Bunker costs hit Royal Caribbean


Cruise operator cuts 400 jobs as part of a cost-saving initiative.



Royal Caribbean Cruises Ltd., the world's second-largest cruise operator, has announced that it will cut 400 jobs as a result of higher bunker prices and decreased earnings.

Despite a rise in demand for cruises and onboard spending in the last quarter, a 55 percent increase in bunker prices during the same period lead to an overall drop in earnings.

Net income for the second quarter fell to $84.7 million, or 40 cents a share, in line with Wall Street expectations. In the same period last year, the company earned $128.7 million, or 60 cents a share.

Meanwhile, revenue for the quarter ended June 30th rose to $1.58 billion from $1.48 billion a year ago.

As a consequence of the rise in fuel prices and lower net income, the company has announced a significant cost savings initiative that is expected to reduce spending by approximately $125 million annually.

"Too much of our profitability is being eroded by the increase in fuel prices. This is unacceptable and we are evaluating everything we do to find ways to do it more efficiently and effectively," said Richard D. Fain, Chairman and Chief Executive Officer.

"While our brands continue to attract premium prices even in this difficult environment, it is imperative that we find ways to reduce our costs," continued Fain.

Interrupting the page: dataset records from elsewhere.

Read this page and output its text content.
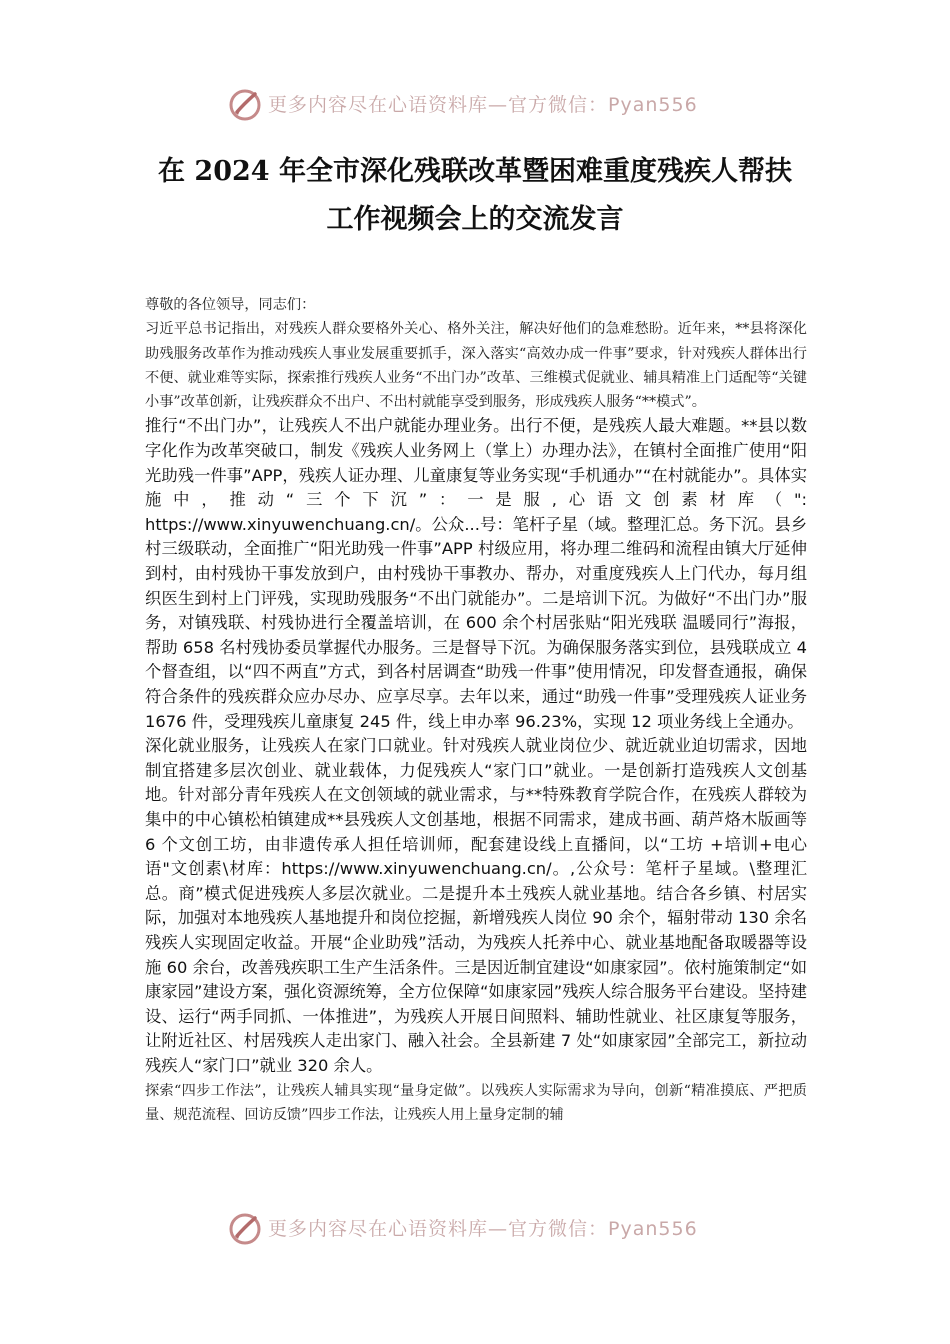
更多内容尽在心语资料库—官方微信：Pyan556
在 2024 年全市深化残联改革暨困难重度残疾人帮扶
工作视频会上的交流发言

尊敬的各位领导，同志们：

习近平总书记指出，对残疾人群众要格外关心、格外关注，解决好他们的急难愁盼。近年来，**县将深化助残服务改革作为推动残疾人事业发展重要抓手，深入落实“高效办成一件事”要求，针对残疾人群体出行不便、就业难等实际，探索推行残疾人业务“不出门办”改革、三维模式促就业、辅具精准上门适配等“关键小事”改革创新，让残疾群众不出户、不出村就能享受到服务，形成残疾人服务“**模式”。

推行“不出门办”，让残疾人不出户就能办理业务。出行不便，是残疾人最大难题。**县以数字化作为改革突破口，制发《残疾人业务网上（掌上）办理办法》，在镇村全面推广使用“阳光助残一件事”APP，残疾人证办理、儿童康复等业务实现“手机通办”“在村就能办”。具体实施中，推动“三个下沉”：一是服,心语文创素材库（": https://www.xinyuwenchuang.cn/。公众...号：笔杆子星（域。整理汇总。务下沉。县乡村三级联动，全面推广“阳光助残一件事”APP 村级应用，将办理二维码和流程由镇大厅延伸到村，由村残协干事发放到户，由村残协干事教办、帮办，对重度残疾人上门代办，每月组织医生到村上门评残，实现助残服务“不出门就能办”。二是培训下沉。为做好“不出门办”服务，对镇残联、村残协进行全覆盖培训，在 600 余个村居张贴“阳光残联 温暖同行”海报，帮助 658 名村残协委员掌握代办服务。三是督导下沉。为确保服务落实到位，县残联成立 4 个督查组，以“四不两直”方式，到各村居调查“助残一件事”使用情况，印发督查通报，确保符合条件的残疾群众应办尽办、应享尽享。去年以来，通过“助残一件事”受理残疾人证业务 1676 件，受理残疾儿童康复 245 件，线上申办率 96.23%，实现 12 项业务线上全通办。

深化就业服务，让残疾人在家门口就业。针对残疾人就业岗位少、就近就业迫切需求，因地制宜搭建多层次创业、就业载体，力促残疾人“家门口”就业。一是创新打造残疾人文创基地。针对部分青年残疾人在文创领域的就业需求，与**特殊教育学院合作，在残疾人群较为集中的中心镇松柏镇建成**县残疾人文创基地，根据不同需求，建成书画、葫芦烙木版画等 6 个文创工坊，由非遗传承人担任培训师，配套建设线上直播间，以“工坊 +培训+电心语"文创素\材库：https://www.xinyuwenchuang.cn/。,公众号：笔杆子星域。\整理汇总。商”模式促进残疾人多层次就业。二是提升本土残疾人就业基地。结合各乡镇、村居实际，加强对本地残疾人基地提升和岗位挖掘，新增残疾人岗位 90 余个，辐射带动 130 余名残疾人实现固定收益。开展“企业助残”活动，为残疾人托养中心、就业基地配备取暖器等设施 60 余台，改善残疾职工生产生活条件。三是因近制宜建设“如康家园”。依村施策制定“如康家园”建设方案，强化资源统筹，全方位保障“如康家园”残疾人综合服务平台建设。坚持建设、运行“两手同抓、一体推进”，为残疾人开展日间照料、辅助性就业、社区康复等服务，让附近社区、村居残疾人走出家门、融入社会。全县新建 7 处“如康家园”全部完工，新拉动残疾人“家门口”就业 320 余人。

探索“四步工作法”，让残疾人辅具实现“量身定做”。以残疾人实际需求为导向，创新“精准摸底、严把质量、规范流程、回访反馈”四步工作法，让残疾人用上量身定制的辅

更多内容尽在心语资料库—官方微信：Pyan556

As part of the restructuring, the company has revealed that it is eliminating approximately 400 shore-side positions. In addition, the company has discontinued some non-core operations, including The Scholar Ship, an educational partnership aimed at college students studying aboard cruise ships. The company expects to incur charges related to this restructuring of approximately $15 million, or $0.07 per share, in the third quarter 2008.

"This is a difficult period for virtually all businesses, but we are determined to improve our operating results through tight cost controls, while preserving our outstanding guest experience and continuing to strongly support our travel agent partners. We will also continue to make measured strategic investments, especially in growing the international operations of our business," Fain said.

Royal Caribbean said it expects third quarter earnings per share, including the restructuring charges, to be $1.65 to $1.70, nearly unchanged from forecasts at the start of the year except for the direct increase in fuel costs. Full-year profit for the year has been forecast at $2.55 to $2.65 a share. Analysts were expecting a third-quarter profit of $1.81 a share and a full-year profit of $2.79 a share.

Based on current bunker prices, the company has included $772 million in fuel expenses in its full year 2008 guidance. This figure is $86 million, or $0.40 per share, higher than at the time of its previous earnings guidance.

Assuming the company's fuel costs correlate with movement in the price of WTI, the company says a $10 change in WTI per barrel, would equate to an $11 million change in the company's fuel expense for the third quarter and a $20 million change for the full year.

Royal Caribbean also estimated that at current oil prices, its bunker expenses for 2009 would be approximately $890 million net of existing hedges and that a $10 change in the WTI price would change the expense by $59 million or $0.28 per share.